A recent article by Stuart Elliott in the New York Times notes that the economic slowdown that has diminished (advertising) demand among marketers, and being made worse by the effects of the terrorist attacks, has executives at media companies scrambling to determine what to charge for ad pages and commercial time in the fourth quarter and the start of 2002. Mediaweek reported last week that the big broadcast television networks are trying to avoid steep cuts in commercial prices, as well.
The result, says Joe Mandese, editor of Media Buyer's Daily, " is proving to be the softest advertising market place ever." The sagging market has emboldened advertisers and the agencies to resist price increases, and even to demand significantly lower rates. Pricing, particularly for print, "has gotten very much out of whack," said Jon Mandel, co-managing director at MediaCom in New York.
Condé Nast is raising ad rates 4% for 2002, compared with an 8% increase in 2001. Forbes, has decided against raising ad rates for 2002 after two years of what James S. Berrien, president at the Forbes Magazine Group in New York, called "very aggressive increases. This is a competitive market place," he said, "and this is the year for us to take an aggressive pricing strategy in the other direction."
Fortune, plans "a very modest increase" in ad-page rates, in the low single digits, said Mike Federle, publisher in New York, "the most modest we've taken in my six years here."
The New Yorker, though, is increasing both ad rates and the rate base for 2002. Its ad rates are going up 10.5% as the rate base goes up 6.3%, to 850,000. "It's going to be a tough six months," said David Carey, vice president and publisher at The New Yorker.

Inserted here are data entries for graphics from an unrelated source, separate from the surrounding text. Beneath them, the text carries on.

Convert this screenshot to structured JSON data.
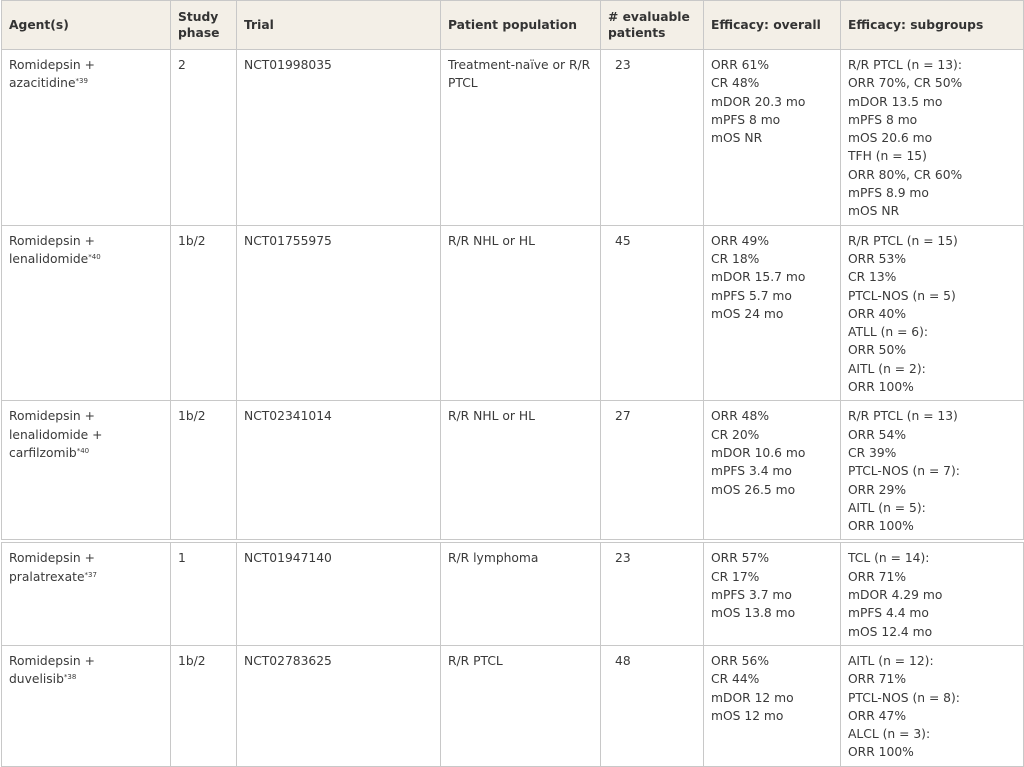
{
  "headers": [
    "Agent(s)",
    "Study phase",
    "Trial",
    "Patient population",
    "# evaluable patients",
    "Efficacy: overall",
    "Efficacy: subgroups"
  ],
  "rows": [
    {
      "agents": [
        "Romidepsin +",
        "azacitidine"
      ],
      "ref": "*39",
      "phase": "2",
      "trial": "NCT01998035",
      "population": "Treatment-naïve or R/R PTCL",
      "patients": "23",
      "overall": [
        "ORR 61%",
        "CR 48%",
        "mDOR 20.3 mo",
        "mPFS 8 mo",
        "mOS NR"
      ],
      "subgroups": [
        "R/R PTCL (n = 13):",
        "ORR 70%, CR 50%",
        "mDOR 13.5 mo",
        "mPFS 8 mo",
        "mOS 20.6 mo",
        "TFH (n = 15)",
        "ORR 80%, CR 60%",
        "mPFS 8.9 mo",
        "mOS NR"
      ]
    },
    {
      "agents": [
        "Romidepsin +",
        "lenalidomide"
      ],
      "ref": "*40",
      "phase": "1b/2",
      "trial": "NCT01755975",
      "population": "R/R NHL or HL",
      "patients": "45",
      "overall": [
        "ORR 49%",
        "CR 18%",
        "mDOR 15.7 mo",
        "mPFS 5.7 mo",
        "mOS 24 mo"
      ],
      "subgroups": [
        "R/R PTCL (n = 15)",
        "ORR 53%",
        "CR 13%",
        "PTCL-NOS (n = 5)",
        "ORR 40%",
        "ATLL (n = 6):",
        "ORR 50%",
        "AITL (n = 2):",
        "ORR 100%"
      ]
    },
    {
      "agents": [
        "Romidepsin +",
        "lenalidomide +",
        "carfilzomib"
      ],
      "ref": "*40",
      "phase": "1b/2",
      "trial": "NCT02341014",
      "population": "R/R NHL or HL",
      "patients": "27",
      "overall": [
        "ORR 48%",
        "CR 20%",
        "mDOR 10.6 mo",
        "mPFS 3.4 mo",
        "mOS 26.5 mo"
      ],
      "subgroups": [
        "R/R PTCL (n = 13)",
        "ORR 54%",
        "CR 39%",
        "PTCL-NOS (n = 7):",
        "ORR 29%",
        "AITL (n = 5):",
        "ORR 100%"
      ]
    },
    {
      "agents": [
        "Romidepsin +",
        "pralatrexate"
      ],
      "ref": "*37",
      "phase": "1",
      "trial": "NCT01947140",
      "population": "R/R lymphoma",
      "patients": "23",
      "overall": [
        "ORR 57%",
        "CR 17%",
        "mPFS 3.7 mo",
        "mOS 13.8 mo"
      ],
      "subgroups": [
        "TCL (n = 14):",
        "ORR 71%",
        "mDOR 4.29 mo",
        "mPFS 4.4 mo",
        "mOS 12.4 mo"
      ]
    },
    {
      "agents": [
        "Romidepsin +",
        "duvelisib"
      ],
      "ref": "*38",
      "phase": "1b/2",
      "trial": "NCT02783625",
      "population": "R/R PTCL",
      "patients": "48",
      "overall": [
        "ORR 56%",
        "CR 44%",
        "mDOR 12 mo",
        "mOS 12 mo"
      ],
      "subgroups": [
        "AITL (n = 12):",
        "ORR 71%",
        "PTCL-NOS (n = 8):",
        "ORR 47%",
        "ALCL (n = 3):",
        "ORR 100%"
      ]
    }
  ]
}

Karen Jacobs, senior vice president and director for print investment at Starcom Worldwide, said "More clients are choosing to wait until the last minute to make financial commitments to advertising. They're not necessarily spending less money, but there's less willingness to let go of the money." She described the current mode as "just-in-time media buying," the term used to describe the cost-saving parts-delivery strategy pursued by many manufacturers.